I’m disgusted that it’s come to this: I have 18 Chrome tabs open on my laptop. But these aren’t aiding my background research for a short story or offering insight into which long-term savings account would best suit my needs. No, this browser glut is all in service of finding the perfect Chanel handbag—an item that, incidentally, I won’t be able to afford and will never, ever actually buy.
My Chanel-chasing habit—investigating new and pre-loved options, the array of fabrics to choose from, and what I’d wear with them—induces a combination of dreamy aspiration and deep self-loathing. Instead of doing what I’m supposed to be doing, I’m deliberating on what color calfskin would most enhance my secondhand wardrobe and increasingly reclusive lifestyle. And I lack the resolve to stop.

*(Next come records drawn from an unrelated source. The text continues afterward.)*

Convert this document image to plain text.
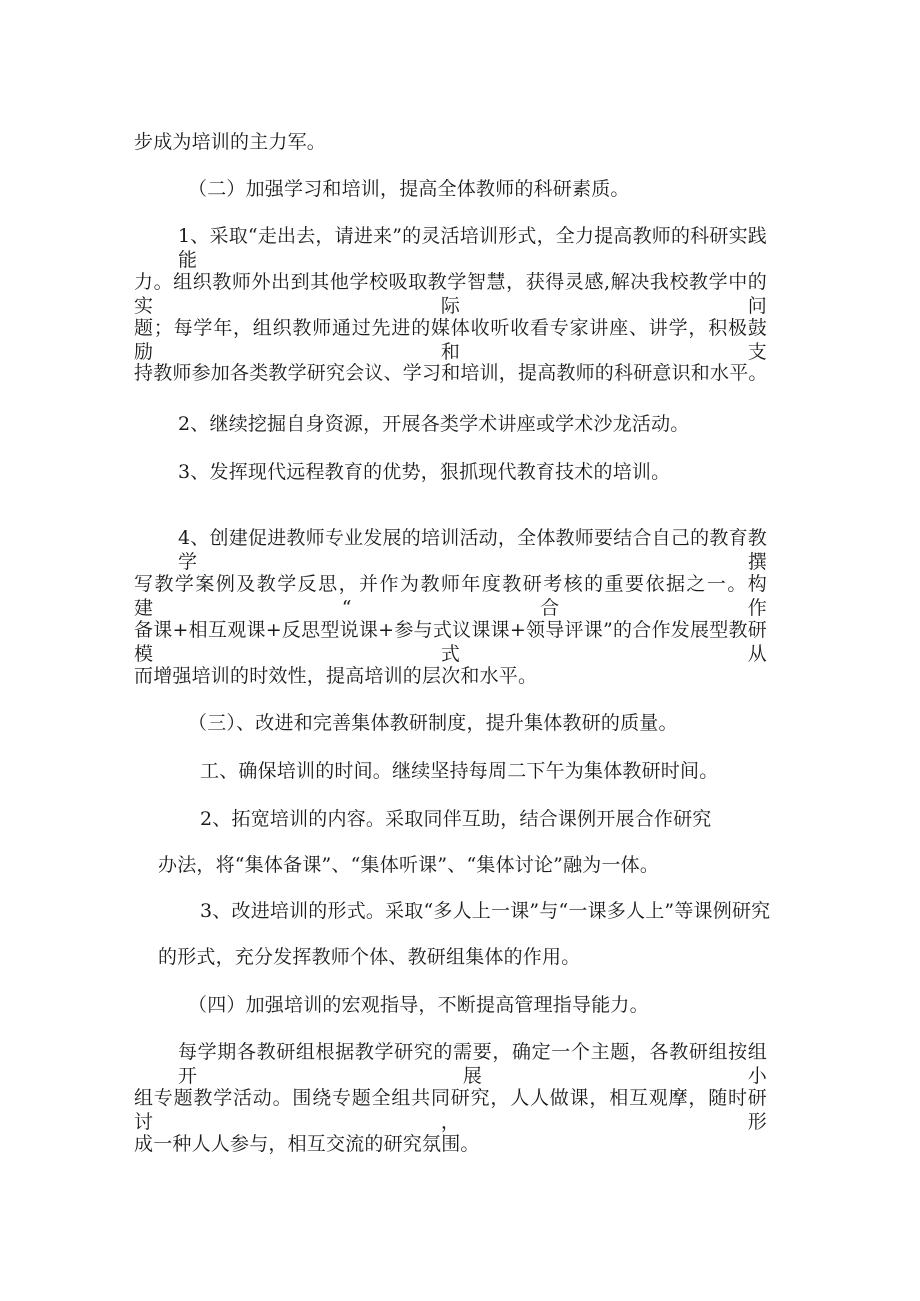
步成为培训的主力军。
（二）加强学习和培训，提高全体教师的科研素质。
1、采取“走出去，请进来”的灵活培训形式，全力提高教师的科研实践能
力。组织教师外出到其他学校吸取教学智慧，获得灵感,解决我校教学中的实际问
题；每学年，组织教师通过先进的媒体收听收看专家讲座、讲学，积极鼓励和支
持教师参加各类教学研究会议、学习和培训，提高教师的科研意识和水平。
2、继续挖掘自身资源，开展各类学术讲座或学术沙龙活动。
3、发挥现代远程教育的优势，狠抓现代教育技术的培训。
4、创建促进教师专业发展的培训活动，全体教师要结合自己的教育教学撰
写教学案例及教学反思，并作为教师年度教研考核的重要依据之一。构建“合作
备课+相互观课+反思型说课+参与式议课课+领导评课”的合作发展型教研模式从
而增强培训的时效性，提高培训的层次和水平。
（三）、改进和完善集体教研制度，提升集体教研的质量。
工、确保培训的时间。继续坚持每周二下午为集体教研时间。
2、拓宽培训的内容。采取同伴互助，结合课例开展合作研究
办法，将“集体备课”、“集体听课”、“集体讨论”融为一体。
3、改进培训的形式。采取“多人上一课”与“一课多人上”等课例研究
的形式，充分发挥教师个体、教研组集体的作用。
（四）加强培训的宏观指导，不断提高管理指导能力。
每学期各教研组根据教学研究的需要，确定一个主题，各教研组按组开展小
组专题教学活动。围绕专题全组共同研究，人人做课，相互观摩，随时研讨，形
成一种人人参与，相互交流的研究氛围。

Extravagant wealth is gross and morally suspect. The entire point of carrying a Chanel bag is to demonstrate you have the money to buy a Chanel bag, and that is despicable. To me, owning luxury goods indicates a vulgar adherence to consumerism and an absence of imagination. It’s solid proof that we’re doomed as a species. I always considered myself better than that. The only reason I ever wanted more money was to shop for healthier, more responsibly sourced groceries at Whole Foods. I’d be the kind of person, who, if they became a millionaire, would give generously to charity and wear a baseball cap and filthy Birkenstock sandals to restaurants; maybe I’d drive a Prius.
But, it seems, I am very much not better than that.
I blame my predicament on Sofia Coppola’s On the Rocks, where Rashida Jones plays a well-born writer who pairs the classic quilted Chanel bag in black with a slouchy denim shirt and canvas tote—my own uniform. When I watched it over the Christmas holiday, I thought, “Yes. That could be me.”
But it couldn’t. That version, priced at $6,200, costs five times more than my car is worth. I come from a long line of proud bargain hunters—everything in my closet was bought at South Florida thrift stores or at a steep discount. I own exactly zero designer pieces. In a rare lapse of financial prudence a decade ago, I bought a $300 Kenneth Cole hobo purse only to give it away, because all I carry around is a grubby, mustard-yellow backpack.
I have now started pining for the disposable income that accompanies success in a way I hadn’t before. If I published a novel, I could buy the bag outright with the advance, even if I had nothing left over. And would spending half a year’s mortgage payments on an accessory make me feel like I’ve arrived? I wonder if I’d experience a rush of endorphins every time I ran my fingers over those two interlocking, iconic C’s—would it be the same as stroking the head of your newborn child?
People I love would judge me harshly if I dropped that much money on a bag. My 12-year-old stepdaughter, when I mentioned this newfound need to her, scoffed and said, “Don’t be stupid, Jen.” I fear my mother’s urn on our bookshelf would start shaking. I envision my friends squealing for me in the first breath and reevaluating my sanity in the second. But I don’t even care.
This frenzied exploration has taken me to some unexpected places: How much would the bag cost if I bought it back home in the States (I currently live in Cardiff, Wales) with my British credit card (4,800 pounds, a savings of 700 pound)? Could I ditch my day job and find a role at Chanel to secure a discount? I even scoured Glassdoor to find out what it’s like to work there (3.9 stars out of 5—permissible).
I’m now also aware of the signs of a counterfeit: Fewer than 11 stitches per side of a quilted diamond; wonky overlapping C’s in the logo; serial stickers with more than eight digits. So, hoping to land a pre-loved version, I’ve added the Depop app to my phone’s home screen. I recently messaged the seller of a mini Chanel flap bag to ask if the shoulder strap described would indeed stretch across the body. I have become a time waster, the dreaded and despised of online sellers everywhere.
After a morning of purse research last Monday, I walked to the corner store and bought a pack of cilantro and three scratch-off lottery tickets. I promised my boyfriend that, if I struck it big, I’d put the winnings toward paying off our mortgage, but I was lying. The first thing I’d do is book a train ticket to London, leading me onto my next recurring fantasy: bounding into the Chanel store in Belgravia, wielding my credit card.
“The way we look, we’d be escorted off the premises immediately,” my boyfriend told me.
“I would, of course, dress up for the occasion. It’d be the Pretty Woman shopping experience I always dreamed of, but without the obligatory sex with a stranger,” I said. “Stop trying to kill my spirit.”
Luckily the scratch-offs yielded a prize worth $2.75, so my shallow consumerist nature wasn’t exposed. And it probably never will be. Still, the dream is that one day I’ll find a Chanel bag in a Fort Lauderdale Goodwill, satisfying both urges, then—the thrill of the chase and owning a treasured heirloom piece I can eventually pass on to my stepdaughter, even if she hates it and regards me as an imbecile for even considering it in the first place.